濱地:そうした状況を我々はよく「カオス」と表現します。運営をされている本地さまや加嶋さまのような方にとっても、もちろんカオスなんですが、まさにプレイヤーとしてカオスの中を切り拓いている渡邉さんにとっても、当初「カオス」と言われた時に、「単語はわかるけど、何のことだろう?」となったと思うんですけれども、今はその表現しづらい「カオス」を実感なさっていると思います。

社内新規事業の取り組みとして、事業を立ち上げるために、自分が育つよりも事業を立ち上げるんだということで、アクションをしている本人として、今振り返っていただいて、新規事業創出の取り組みをなさる前のご自分と今のご自分とで、どのように変わったか。

この営みのどんなものがご自分にとって作用したからかと、今お考えかというところを、ちょっと聞かせていただけますでしょうか?

渡邉裕大氏(以下、渡邉):まさに本当、「カオス」の中にいます。その中でも耐えられているのは、やはりマインドセットが大きく変わったと思っています。そのマインドセット、2つお話させていただくと、1つが不確実とリスクは異なることが大きいかなと思っています。

以前、漁師と一緒に仕事をさせていただく機会があったんですね。漁師の人とお話させていただいて、わかったんですけど。漁師は漁に出るのが仕事なんですけど、その日、漁で魚が獲れるかはわからないじゃないですか。非常に不確実なんですね。

合理的な判断をすると、「漁に出ない」ということが合理的な判断になると思うんですけど、彼らは出るんですよね。なのでその時に「不確実とリスクって違うんだな」と思って。

大手企業の一般的なオペレーションの事業は、なるべくその不確実性をなくして、確実性の中で効率的に物事を動かしていくことと思うと、もしかしたら「カオス」の中で事業を行っていくことには、非常に向いていない考えなのかなと思って。

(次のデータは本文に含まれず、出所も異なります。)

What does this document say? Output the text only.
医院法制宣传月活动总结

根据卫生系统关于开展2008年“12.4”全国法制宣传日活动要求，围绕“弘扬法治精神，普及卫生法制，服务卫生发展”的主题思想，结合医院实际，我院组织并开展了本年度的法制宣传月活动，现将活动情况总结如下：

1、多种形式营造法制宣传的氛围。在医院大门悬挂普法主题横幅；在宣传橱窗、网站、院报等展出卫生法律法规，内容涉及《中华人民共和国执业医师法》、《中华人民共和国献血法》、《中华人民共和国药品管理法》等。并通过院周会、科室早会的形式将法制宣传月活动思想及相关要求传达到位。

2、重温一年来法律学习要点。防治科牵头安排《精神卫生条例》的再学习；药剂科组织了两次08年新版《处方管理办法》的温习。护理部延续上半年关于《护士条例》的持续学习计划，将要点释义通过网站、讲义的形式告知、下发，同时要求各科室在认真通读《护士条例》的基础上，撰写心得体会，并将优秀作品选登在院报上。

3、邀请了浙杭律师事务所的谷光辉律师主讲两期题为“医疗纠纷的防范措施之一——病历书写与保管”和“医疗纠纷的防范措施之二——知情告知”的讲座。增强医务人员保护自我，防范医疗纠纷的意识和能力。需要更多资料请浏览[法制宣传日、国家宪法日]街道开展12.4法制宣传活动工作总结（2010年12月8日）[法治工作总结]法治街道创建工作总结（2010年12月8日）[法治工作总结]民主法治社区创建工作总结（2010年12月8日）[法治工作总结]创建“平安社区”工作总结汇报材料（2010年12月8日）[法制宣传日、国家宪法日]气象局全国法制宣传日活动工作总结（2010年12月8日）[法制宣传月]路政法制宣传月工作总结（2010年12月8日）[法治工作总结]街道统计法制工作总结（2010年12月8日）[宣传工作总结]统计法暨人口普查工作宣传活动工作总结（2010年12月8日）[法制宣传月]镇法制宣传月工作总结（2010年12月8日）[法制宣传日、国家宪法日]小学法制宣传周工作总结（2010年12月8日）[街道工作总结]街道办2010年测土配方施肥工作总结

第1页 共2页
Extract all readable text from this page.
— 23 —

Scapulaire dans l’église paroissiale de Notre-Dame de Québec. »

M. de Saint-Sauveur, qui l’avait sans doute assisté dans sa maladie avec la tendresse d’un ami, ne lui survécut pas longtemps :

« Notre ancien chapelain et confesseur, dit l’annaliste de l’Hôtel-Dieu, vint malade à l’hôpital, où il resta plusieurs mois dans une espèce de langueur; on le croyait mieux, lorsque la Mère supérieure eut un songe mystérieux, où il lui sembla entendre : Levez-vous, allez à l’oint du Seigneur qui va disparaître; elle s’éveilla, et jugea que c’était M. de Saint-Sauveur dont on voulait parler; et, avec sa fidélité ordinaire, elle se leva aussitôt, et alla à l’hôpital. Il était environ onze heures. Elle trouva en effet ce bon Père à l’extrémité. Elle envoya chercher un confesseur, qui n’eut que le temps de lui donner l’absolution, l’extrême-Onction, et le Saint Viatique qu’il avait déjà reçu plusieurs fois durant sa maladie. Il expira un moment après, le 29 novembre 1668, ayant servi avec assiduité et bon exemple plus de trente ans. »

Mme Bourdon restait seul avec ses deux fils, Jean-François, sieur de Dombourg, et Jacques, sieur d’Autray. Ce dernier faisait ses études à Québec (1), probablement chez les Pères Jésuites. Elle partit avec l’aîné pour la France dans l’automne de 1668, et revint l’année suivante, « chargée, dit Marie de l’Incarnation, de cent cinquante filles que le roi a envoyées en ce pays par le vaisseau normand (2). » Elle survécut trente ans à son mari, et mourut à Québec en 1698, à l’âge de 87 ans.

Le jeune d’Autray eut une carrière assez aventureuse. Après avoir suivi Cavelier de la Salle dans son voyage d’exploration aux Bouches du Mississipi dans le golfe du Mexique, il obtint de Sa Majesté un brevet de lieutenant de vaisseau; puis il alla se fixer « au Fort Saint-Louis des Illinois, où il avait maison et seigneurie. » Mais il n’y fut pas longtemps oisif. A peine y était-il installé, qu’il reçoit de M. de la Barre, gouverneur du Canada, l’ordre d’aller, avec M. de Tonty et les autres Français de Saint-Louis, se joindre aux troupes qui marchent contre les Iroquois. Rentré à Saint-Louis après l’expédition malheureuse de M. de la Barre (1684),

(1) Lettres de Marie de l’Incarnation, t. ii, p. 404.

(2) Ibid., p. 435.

不確実とリスクは違っていて、社内の人を説得するところでも、2つを分けるようなマインドセットを持てたのが、非常に大きいかなと思っています。

もう1つが、ゼロワンさんがやっているアクセラレータープログラム「01Dojo」に私は去年出させていただきました。Day1、初日に「なぜあなたが事業やりたいんですか?」と、1日問い続けさせられる。ずっとピッチをさせられることがありました。社内起業家は得てしてそうなんですけど、「会社に言われたから」。これは絶対言ってはダメなんですね。

そうなった時に、私は今、アプリをやっているんですけれども、もともとは高齢者向けの事業ということでスタートしています。正直、私も高齢者向けとうことを(会社から)言われたもので、自分でやりたいものではなかったんです。

ただ、なんとかそれを「自分事化」させる、当事者意識を持たせることを、1日死にものぐるいでやったら腑に落ちる機会がありました。そこから、自分がアクセルを踏めたと思いました。その2つですね。

それ以降は、やはり自分で当事者意識を持って何事にも決断をすることが、けっこう身になったといいますか、それがすんなりできるようになってきたかなと思います。大きくこの2つのマインドセットが変わって、これは非常に新規事業を創出するうえで活かされているかなと今思っています。

濱地:ありがとうございます。ともすれば、得られるものや人材育成というと、スキルや経験などにも目が行きがちかと思うんですけれども、本人としては、むしろ物の考え方やマインドセット、立ち向かうスタンスなどが一番今役に立っていると思っているんですね。ありがとうございます。